Le prime tracce di un utilizzo “ludico” dell’arte natatoria risalgono alla preistoria e alle pitture rupestri, ma si deve attendere il 1800 prima che il nuoto diventi una competizione codificata; a sorpresa, il primo stile a ritagliarsi un ruolo fu il dorso. Particolarmente curiosa è la storia del crawl, più conosciuto in Italia come “stile libero”: esso venne importato nel mondo occidentale da John Arthur Trudgen, che lo aveva mutuato dalle popolazioni amerinde. Il crawl si diffuse rapidamente: naturale, semplice da imparare e più veloce delle altre tecniche.

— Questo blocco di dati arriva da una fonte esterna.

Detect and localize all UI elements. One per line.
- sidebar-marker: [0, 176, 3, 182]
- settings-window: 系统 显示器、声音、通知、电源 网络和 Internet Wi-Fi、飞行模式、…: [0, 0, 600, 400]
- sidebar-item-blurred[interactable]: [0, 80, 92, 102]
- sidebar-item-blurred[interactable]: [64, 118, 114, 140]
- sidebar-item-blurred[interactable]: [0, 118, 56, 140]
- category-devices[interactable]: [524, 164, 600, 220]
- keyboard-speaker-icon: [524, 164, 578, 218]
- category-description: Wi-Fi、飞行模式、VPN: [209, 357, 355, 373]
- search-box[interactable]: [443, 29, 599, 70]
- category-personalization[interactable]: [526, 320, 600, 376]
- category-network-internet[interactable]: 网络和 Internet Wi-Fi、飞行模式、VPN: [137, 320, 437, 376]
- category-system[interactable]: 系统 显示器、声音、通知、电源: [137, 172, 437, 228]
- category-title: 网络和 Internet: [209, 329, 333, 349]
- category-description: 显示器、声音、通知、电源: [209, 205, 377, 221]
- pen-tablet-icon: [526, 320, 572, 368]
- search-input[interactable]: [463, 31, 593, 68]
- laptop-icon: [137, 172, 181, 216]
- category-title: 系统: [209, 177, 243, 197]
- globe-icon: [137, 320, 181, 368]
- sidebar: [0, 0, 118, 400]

Il nuoto in acque libere nelle prime Olimpiadi moderne
Le prime Olimpiadi moderne (1896), organizzate ad Atene sotto l’impulso decisivo di Pierre de Coubertin, rappresentarono un trampolino di lancio per la popolarità del nuoto come sport. Un elemento di assoluto fascino fu che le gare si svolsero direttamente in mare, nella zona del Pireo, porto della capitale greca. Poiché le Olimpiadi si tennero in primavera, le acque erano gelide, ed il mare mosso; nonostante tutto, circa ventimila spettatori assistettero alle gare.
Curiosamente, era assente la disciplina che oggi più di tutte associamo al nuoto in acque libere, e cioè il nuoto “di fondo”: la distanza massima percorsa furono infatti i 1200 m, nei quali fu mattatore l’ungherese Alfréd Hajós. Più propriamente fondista la gara disputata sui 4000 m nei secondi giochi moderni, quelli di Parigi (1900): l’inglese Jarvis trionfò nelle acque della Senna, un palcoscenico di grande fascino che dovrebbe tornare nelle imminenti Olimpiadi del 2024.
La riscoperta del nuoto di fondo
Nei decenni successivi, con lo spostamento delle gare natatorie in piscina, l’interesse di partecipanti e organizzatori si concentrò unicamente sulle distanze più corte, privilegiando la velocità alla resistenza. Solo a partire dagli anni ’90 del 1900 il nuoto di fondo si riaffacciò sulla scena internazionale, anche grazie alla popolarità portata dal Triathlon, di cui è la prima specialità praticata. La consacrazione arrivò alle Olimpiadi di Pechino del 2008, con la gara dei 10 km tenutasi in acque libere; si dovette attendere il 2016 per un ritorno al mare, con le Olimpiadi di Rio. Un fattore, quello dell’acqua salata, che sposta gli equilibri, con la difficoltà data dalle correnti ma anche una maggiore facilità di galleggiamento.
Un tuffo nella Senna: il caso che accende le Olimpiadi di Parigi
Tra gare in mare aperto, in stadi di canottaggio o in piscina, per le prossime Olimpiadi di Parigi 2024 potremmo assistere a un ritorno al passato che ha del clamoroso: i 10 km di nuoto di fondo dovrebbero infatti tenersi nella Senna, in un percorso che ha il suo inizio dal famoso ponte Alessandro III. Una scelta fortemente voluta a livello politico, tanto che la prima cittadina di Parigi Anne Hidalgo si è recentemente tuffata nella Senna (a favore di telecamere) per dimostrarne la balneabilità.
Le principali preoccupazioni derivano dalle concentrazioni batteriche nell’acqua del fiume, in particolare di Escherichia Coli: la Senna è infatti ancora oggi parzialmente permeabile al sistema fognario parigino, soprattutto in caso di piogge. Uno scenario non del tutto rassicurante, che getta una certa imprevedibilità sull’effettivo svolgimento della gara e sulla salubrità della scelta, specialmente se si considera che l’intenzione dei francesi è quella di aprire alla balneabilità tout court della Senna a partire dall’estate 2025; una prospettiva di indubbio fascino, ma che suscita delle perplessità, almeno per via delle tempistiche forse affrettate.